On Friday evening, before taking on the LA Clippers at STAPLES Center, Celtics coach Brad Stevens mentioned to the media how important the upcoming stretch of games would be for his bench to “try to create some real reliability” with some of Boston’s core players sidelined.

Later that night, with Jaylen Brown and Marcus Smart both missing from the lineup and Daniel Theis leaving midway through the game with knee soreness, the second unit stepped up and delivered in just the way Stevens had hoped for.

Carsen Edwards erupted for 16 points, Rob Williams added 10 of his own into the scoring column, Payton Pritchard scored eight in his first game back from a sprained right MCL, Semi Ojeleye came through with some clutch defense, and Jeff Teague dished out a team-high-tying four assists. Altogether, that second-unit fivesome helped the starting five to deliver a 119-115 upset road victory over the star-studded Clippers.

“They came in ready, focused, and locked into the game plan,” Kemba Walker said of Boston’s bench performance. “Carsen was amazing. He really got us back into the game. Payton, his first game back, he hit some big shots. Rob was great off the bench and everybody, the energy was just great all around. It was a great, great team win.”

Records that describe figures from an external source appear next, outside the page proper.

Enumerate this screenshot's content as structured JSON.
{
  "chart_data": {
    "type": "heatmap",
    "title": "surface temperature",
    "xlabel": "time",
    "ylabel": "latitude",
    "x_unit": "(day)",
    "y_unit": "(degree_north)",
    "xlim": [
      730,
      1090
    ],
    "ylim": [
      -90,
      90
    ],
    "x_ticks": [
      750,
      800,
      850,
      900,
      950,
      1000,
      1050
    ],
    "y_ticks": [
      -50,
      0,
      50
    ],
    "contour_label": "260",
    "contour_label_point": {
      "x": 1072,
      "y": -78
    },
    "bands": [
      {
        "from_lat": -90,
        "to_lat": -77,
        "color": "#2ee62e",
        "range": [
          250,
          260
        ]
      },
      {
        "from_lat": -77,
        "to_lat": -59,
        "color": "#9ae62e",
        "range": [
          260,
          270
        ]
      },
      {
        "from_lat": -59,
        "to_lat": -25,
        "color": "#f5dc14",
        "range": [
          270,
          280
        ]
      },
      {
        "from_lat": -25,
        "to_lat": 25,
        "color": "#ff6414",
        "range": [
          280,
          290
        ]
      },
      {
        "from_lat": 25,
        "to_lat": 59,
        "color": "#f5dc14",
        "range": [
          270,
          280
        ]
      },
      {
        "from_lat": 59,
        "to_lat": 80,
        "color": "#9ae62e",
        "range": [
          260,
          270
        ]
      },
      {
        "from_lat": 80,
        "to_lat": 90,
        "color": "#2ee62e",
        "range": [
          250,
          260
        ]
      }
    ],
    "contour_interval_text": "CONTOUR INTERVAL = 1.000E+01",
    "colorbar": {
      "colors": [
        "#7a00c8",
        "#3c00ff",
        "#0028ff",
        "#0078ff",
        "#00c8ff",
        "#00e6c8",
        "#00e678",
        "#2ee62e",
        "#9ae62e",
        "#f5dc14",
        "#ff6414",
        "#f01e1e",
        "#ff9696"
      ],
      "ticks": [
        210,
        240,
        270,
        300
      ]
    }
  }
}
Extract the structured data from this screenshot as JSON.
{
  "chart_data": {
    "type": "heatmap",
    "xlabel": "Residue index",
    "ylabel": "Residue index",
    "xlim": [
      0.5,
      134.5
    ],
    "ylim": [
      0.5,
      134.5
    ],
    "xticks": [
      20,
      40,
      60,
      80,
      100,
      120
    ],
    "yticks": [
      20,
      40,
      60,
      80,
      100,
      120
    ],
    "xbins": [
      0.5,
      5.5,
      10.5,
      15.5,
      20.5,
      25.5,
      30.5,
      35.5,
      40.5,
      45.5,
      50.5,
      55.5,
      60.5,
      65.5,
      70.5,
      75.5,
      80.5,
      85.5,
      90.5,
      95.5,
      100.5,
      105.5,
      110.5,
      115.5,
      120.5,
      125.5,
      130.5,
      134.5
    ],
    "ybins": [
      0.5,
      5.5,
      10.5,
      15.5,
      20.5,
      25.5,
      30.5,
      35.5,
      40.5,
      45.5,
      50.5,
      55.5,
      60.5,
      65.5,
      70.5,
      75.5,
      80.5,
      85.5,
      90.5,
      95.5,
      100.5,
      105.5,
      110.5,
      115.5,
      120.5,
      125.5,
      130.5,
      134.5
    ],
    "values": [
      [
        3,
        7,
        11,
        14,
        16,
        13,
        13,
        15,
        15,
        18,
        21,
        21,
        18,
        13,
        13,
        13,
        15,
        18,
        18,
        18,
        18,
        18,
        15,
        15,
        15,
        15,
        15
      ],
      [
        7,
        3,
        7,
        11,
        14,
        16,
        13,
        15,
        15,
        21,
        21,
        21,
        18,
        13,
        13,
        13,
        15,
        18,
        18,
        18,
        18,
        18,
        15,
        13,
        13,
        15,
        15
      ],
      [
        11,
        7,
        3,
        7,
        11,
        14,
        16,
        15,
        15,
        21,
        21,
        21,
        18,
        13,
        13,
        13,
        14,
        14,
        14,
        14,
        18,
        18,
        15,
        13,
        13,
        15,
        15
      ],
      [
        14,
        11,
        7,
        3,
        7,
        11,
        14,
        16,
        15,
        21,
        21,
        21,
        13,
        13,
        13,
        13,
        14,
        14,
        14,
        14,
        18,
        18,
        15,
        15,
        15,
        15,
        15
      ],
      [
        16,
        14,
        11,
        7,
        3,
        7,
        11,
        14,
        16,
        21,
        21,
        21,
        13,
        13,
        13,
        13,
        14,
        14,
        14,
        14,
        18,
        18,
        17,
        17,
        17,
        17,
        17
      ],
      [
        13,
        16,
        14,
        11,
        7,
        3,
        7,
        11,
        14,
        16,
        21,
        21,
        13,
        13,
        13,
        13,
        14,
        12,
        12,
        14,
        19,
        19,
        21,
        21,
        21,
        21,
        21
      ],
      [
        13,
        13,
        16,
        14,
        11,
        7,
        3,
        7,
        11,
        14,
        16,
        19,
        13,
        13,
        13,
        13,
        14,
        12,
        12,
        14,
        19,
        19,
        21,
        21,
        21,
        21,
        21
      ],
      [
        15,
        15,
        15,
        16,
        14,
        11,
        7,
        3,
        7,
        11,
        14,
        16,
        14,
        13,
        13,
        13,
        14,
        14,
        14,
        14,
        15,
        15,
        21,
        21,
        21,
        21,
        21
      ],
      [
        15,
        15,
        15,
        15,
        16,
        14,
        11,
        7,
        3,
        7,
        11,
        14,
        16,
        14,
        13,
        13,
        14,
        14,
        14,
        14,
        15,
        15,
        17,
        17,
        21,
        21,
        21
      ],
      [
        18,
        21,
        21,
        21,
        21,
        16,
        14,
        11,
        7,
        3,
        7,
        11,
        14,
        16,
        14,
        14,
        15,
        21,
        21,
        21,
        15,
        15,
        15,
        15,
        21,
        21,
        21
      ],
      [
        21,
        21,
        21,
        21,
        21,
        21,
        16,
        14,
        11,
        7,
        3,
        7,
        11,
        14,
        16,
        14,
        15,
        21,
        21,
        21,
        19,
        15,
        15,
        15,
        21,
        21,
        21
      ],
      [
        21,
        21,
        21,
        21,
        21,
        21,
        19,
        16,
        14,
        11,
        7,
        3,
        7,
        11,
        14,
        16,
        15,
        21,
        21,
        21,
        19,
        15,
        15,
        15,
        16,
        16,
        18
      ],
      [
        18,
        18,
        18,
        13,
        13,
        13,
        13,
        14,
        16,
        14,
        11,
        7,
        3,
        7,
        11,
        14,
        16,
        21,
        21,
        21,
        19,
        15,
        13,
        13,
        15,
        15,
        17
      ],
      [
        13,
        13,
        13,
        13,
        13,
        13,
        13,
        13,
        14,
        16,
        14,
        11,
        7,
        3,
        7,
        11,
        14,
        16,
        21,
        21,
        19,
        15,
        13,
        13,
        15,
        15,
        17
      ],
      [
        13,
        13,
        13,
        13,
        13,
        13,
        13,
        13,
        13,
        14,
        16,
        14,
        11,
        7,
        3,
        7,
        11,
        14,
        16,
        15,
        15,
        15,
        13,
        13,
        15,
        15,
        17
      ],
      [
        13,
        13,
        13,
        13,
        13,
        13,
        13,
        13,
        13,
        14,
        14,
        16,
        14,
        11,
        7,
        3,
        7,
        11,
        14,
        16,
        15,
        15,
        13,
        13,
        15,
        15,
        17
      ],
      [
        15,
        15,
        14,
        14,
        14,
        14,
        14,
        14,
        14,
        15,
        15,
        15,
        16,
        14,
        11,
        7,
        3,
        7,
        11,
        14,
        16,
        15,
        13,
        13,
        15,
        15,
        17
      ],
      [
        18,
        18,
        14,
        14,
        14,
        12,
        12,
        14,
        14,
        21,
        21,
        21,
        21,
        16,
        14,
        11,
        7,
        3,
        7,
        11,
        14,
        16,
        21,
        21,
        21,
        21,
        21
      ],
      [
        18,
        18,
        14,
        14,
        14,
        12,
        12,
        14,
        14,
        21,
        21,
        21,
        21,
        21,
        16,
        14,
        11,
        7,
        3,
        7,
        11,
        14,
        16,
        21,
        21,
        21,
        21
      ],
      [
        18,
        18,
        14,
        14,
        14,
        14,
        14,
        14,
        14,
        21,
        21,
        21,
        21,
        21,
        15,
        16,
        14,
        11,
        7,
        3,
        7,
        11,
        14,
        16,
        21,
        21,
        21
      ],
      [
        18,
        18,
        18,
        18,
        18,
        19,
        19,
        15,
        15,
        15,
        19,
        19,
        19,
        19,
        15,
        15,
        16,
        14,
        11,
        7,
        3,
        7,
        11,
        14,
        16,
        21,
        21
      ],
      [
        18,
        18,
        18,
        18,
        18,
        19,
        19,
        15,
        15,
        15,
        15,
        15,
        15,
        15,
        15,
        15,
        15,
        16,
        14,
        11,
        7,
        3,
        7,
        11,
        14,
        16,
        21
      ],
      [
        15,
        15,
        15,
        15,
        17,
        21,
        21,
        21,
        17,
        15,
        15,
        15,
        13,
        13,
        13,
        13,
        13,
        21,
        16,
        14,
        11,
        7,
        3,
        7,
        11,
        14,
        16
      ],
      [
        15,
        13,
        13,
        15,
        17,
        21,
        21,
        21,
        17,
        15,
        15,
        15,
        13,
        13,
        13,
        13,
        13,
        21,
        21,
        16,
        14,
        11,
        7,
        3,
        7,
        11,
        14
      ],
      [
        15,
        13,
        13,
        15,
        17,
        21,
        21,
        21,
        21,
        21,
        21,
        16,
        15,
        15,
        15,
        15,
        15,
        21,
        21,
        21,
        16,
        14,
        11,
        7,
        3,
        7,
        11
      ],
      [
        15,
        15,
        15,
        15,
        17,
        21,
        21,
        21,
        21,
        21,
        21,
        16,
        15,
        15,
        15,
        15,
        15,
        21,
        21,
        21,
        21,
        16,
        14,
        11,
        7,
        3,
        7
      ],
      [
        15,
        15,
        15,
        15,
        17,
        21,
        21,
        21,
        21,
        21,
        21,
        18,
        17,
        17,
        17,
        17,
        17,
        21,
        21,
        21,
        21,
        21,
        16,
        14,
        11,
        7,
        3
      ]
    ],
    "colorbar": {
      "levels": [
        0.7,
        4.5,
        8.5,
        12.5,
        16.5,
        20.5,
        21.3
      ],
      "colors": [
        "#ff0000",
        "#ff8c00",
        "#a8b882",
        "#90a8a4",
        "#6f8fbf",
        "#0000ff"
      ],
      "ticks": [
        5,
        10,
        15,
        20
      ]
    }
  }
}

The win wouldn’t have been possible if it weren’t for Edwards’ emergence during the second quarter. LA went up by as many as 16 points during that frame, but the sophomore sharpshooter kept Boston in the game by pouring in 10 points over a six-and-a-half-minute stretch before halftime.

Stevens loved seeing such a performance out of Edwards, taking note of how persistent the young guard has been over the last two seasons despite having an inconsistent role.

“Last year, it was just hard to get minutes on that team,” Stevens said. “We were so deep at the wing and so interchangeable with that group, that when there were minutes available you didn’t want to play small, you wanted to play more versatile. But he stayed with it. He’s had a good couple of months, and his opportunity showed up a couple of weeks ago in a game (when he scored 18 points against Cleveland).

“Even when he’s not playing he’s not getting down, he’s staying ready. So you thought he would play a role tonight (with Brown and Smart out). We don’t win this game tonight without him changing the complexion of the game. That’s really encouraging.”

For Edwards, this game provided another huge confidence boost after watching his first three 3-point attempts fall through the net. He wound up shooting 3-of-5 from deep, boosting his 3-point clip to an impressive 40 percent on the season after shooting just 31.6 percent from deep last season.

“Regardless if you play a lot or you don't play much or if you are a consistent guy, seeing that first shot go in is always a good feeling,” said the 5-foot-11 guard. “I feel like I'm trying to learn to be able to get into a rhythm through other ways, through getting stops, trying to get a rebound or something like that. But to be able to see a shot go in, it helps a lot.

“I'm just trying to stay consistent. it's a good game for me and it was good to play, but I just want to continue to try to build off this.”

While Edwards’ play received great notice, the effort of Ojeleye flew somewhat under the radar. His five points and four rebounds didn’t fill the stat sheet, per se, but the way in which he defended one of the best all-around players in the NBA was deserving of praise.

“He doesn’t get a lot of attention for what he does,” Stevens said of the hard-working veteran wing. “But it’s not the easiest role in the world to get subbed in with 32 seconds left and guard Kawhi Leonard one-on-one. In a week’s time, he’s on LeBron (James) at the end of the game and Kawhi at the end of the game.”

All in all, it was a stellar effort from Boston’s entire bench unit. And they did their coach proud by helping to knock off one of the best teams in the league.

“We don’t need everybody to put on a cape,” Stevens said. “We just need everybody to do their job well. Those guys did that.”